One of the leading thinkers in the transport planning world, Jarrett Walker, says,
“The word “Metro” is meant to refer to the high-frequency, high-capacity rail transit, usually underground, that laces the dense cores of those cities”[16].
So, I am not sure there is a single unambiguous definition of a Metro.
For me, Metro is about, primarily, urban transportation using frequent rail (HR or LR) and/or prioritised/segregated bus services. When I first started trying to articulate what I thought Metro was, I included integration between modes and services as was the case in Newcastle in the earlier 1980s[17].
2.4 Is Newcastle the best example of a UK Metro?
In cogitating the shape and scope of “our” Metro in Cardiff and the wider region, we may benefit by looking back at what Newcastle achieved with its integrated rail and bus Metro opened in 1980 (in the period before bus deregulation was initiated in the late 1980s)[18]. This perhaps provides the best comparator for us in the wider Cardiff Capital region given both regions have broadly similar economic and socio-economic characteristics[19] and both were heavily influenced by the growth and decline of the coal industry.

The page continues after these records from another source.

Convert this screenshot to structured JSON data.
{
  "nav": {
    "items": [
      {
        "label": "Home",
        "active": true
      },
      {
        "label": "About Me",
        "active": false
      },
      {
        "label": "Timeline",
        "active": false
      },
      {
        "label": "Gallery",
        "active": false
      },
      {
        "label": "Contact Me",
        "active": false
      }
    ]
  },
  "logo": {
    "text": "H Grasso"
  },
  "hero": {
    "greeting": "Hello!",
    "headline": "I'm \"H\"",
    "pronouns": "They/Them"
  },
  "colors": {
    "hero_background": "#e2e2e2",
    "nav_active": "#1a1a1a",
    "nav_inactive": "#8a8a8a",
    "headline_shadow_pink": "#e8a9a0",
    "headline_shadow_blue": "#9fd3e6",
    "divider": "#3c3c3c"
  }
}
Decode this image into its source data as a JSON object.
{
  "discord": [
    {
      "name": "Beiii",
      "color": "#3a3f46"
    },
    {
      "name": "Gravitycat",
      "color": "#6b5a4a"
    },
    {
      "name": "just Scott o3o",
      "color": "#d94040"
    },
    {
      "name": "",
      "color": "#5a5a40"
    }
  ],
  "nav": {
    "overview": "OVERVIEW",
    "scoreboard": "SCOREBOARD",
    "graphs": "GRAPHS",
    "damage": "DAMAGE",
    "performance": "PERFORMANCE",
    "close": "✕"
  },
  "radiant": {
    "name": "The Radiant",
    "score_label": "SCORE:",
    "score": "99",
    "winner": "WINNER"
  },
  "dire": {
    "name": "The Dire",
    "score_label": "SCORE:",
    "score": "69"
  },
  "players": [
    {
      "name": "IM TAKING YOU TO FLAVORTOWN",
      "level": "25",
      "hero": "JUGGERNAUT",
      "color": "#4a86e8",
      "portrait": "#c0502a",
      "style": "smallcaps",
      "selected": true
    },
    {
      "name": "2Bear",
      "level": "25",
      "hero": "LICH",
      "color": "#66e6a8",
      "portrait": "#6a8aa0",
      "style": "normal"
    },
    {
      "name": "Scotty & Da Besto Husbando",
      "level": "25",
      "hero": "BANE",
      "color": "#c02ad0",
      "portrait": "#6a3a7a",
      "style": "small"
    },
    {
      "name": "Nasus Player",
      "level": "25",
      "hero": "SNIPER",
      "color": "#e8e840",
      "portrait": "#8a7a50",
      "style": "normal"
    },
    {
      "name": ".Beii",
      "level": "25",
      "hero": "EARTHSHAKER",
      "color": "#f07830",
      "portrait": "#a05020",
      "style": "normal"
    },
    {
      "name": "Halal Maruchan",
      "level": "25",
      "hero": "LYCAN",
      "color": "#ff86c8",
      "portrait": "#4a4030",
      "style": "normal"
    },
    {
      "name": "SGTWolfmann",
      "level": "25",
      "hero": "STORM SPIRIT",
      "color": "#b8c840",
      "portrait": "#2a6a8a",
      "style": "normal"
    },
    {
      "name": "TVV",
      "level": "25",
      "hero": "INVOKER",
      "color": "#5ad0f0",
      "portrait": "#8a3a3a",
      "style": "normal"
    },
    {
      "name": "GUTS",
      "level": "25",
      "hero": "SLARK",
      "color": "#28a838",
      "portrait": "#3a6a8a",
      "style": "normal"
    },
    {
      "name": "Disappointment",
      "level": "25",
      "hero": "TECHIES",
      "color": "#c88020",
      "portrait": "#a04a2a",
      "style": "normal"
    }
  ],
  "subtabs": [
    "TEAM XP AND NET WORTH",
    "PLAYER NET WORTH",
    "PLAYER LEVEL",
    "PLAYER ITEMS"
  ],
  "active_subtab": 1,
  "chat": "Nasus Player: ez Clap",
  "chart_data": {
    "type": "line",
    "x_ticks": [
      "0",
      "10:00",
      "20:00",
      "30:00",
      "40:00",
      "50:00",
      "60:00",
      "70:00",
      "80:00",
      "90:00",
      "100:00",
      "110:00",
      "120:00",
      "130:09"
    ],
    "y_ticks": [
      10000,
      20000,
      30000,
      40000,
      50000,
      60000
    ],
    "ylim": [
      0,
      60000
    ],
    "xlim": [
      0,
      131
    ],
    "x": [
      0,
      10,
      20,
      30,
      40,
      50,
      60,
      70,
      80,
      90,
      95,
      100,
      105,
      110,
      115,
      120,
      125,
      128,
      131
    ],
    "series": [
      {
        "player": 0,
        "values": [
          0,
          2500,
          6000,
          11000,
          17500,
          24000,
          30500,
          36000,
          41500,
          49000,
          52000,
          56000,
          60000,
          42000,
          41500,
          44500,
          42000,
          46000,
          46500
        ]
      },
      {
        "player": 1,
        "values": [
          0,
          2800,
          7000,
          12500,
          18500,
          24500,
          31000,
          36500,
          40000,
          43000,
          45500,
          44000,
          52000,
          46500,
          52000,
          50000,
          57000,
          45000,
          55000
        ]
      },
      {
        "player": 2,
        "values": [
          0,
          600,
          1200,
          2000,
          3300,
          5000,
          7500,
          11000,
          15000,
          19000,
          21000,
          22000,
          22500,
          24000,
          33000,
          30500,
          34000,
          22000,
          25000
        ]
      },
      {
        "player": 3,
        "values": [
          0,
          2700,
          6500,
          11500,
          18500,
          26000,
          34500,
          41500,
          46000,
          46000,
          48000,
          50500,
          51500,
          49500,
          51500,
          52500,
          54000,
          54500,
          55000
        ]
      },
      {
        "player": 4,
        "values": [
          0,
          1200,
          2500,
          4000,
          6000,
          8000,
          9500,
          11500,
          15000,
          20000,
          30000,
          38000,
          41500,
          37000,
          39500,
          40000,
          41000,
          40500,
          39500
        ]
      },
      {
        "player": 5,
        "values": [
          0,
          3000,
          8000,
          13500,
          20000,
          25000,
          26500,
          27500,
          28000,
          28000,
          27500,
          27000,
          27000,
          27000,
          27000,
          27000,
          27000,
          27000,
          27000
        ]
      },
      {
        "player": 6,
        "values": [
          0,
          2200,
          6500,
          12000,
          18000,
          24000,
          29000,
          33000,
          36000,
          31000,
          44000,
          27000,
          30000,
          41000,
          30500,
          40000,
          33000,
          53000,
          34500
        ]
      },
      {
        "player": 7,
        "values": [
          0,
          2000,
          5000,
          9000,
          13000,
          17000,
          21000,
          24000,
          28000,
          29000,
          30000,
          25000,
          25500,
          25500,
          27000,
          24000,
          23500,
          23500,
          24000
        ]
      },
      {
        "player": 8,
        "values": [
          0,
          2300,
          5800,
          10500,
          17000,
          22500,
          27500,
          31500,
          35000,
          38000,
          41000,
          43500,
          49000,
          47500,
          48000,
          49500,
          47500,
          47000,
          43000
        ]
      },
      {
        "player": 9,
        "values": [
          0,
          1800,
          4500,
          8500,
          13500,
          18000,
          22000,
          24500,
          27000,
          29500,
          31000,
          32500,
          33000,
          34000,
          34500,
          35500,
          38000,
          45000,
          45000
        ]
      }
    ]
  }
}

The original Tyne and Wear Metro system involved the upgrade of approximately 40Km of poorly utilised and maintained British Rail tracks that were connected across the centre of Newcastle through new tunnels and a bridge over the Tyne. This was and still is a very ambitious project that enabled an entire fully electrified network, running bespoke Metro rolling stock, to be “disconnected from the “mainline” network and planned, developed and operated as a completely separate system by the PTE Figure 30. This “full separation” is something the South Wales Metro would benefit from in future development. (See 15.5 Cardiff, the Cardiff Capital Region and Crossrail)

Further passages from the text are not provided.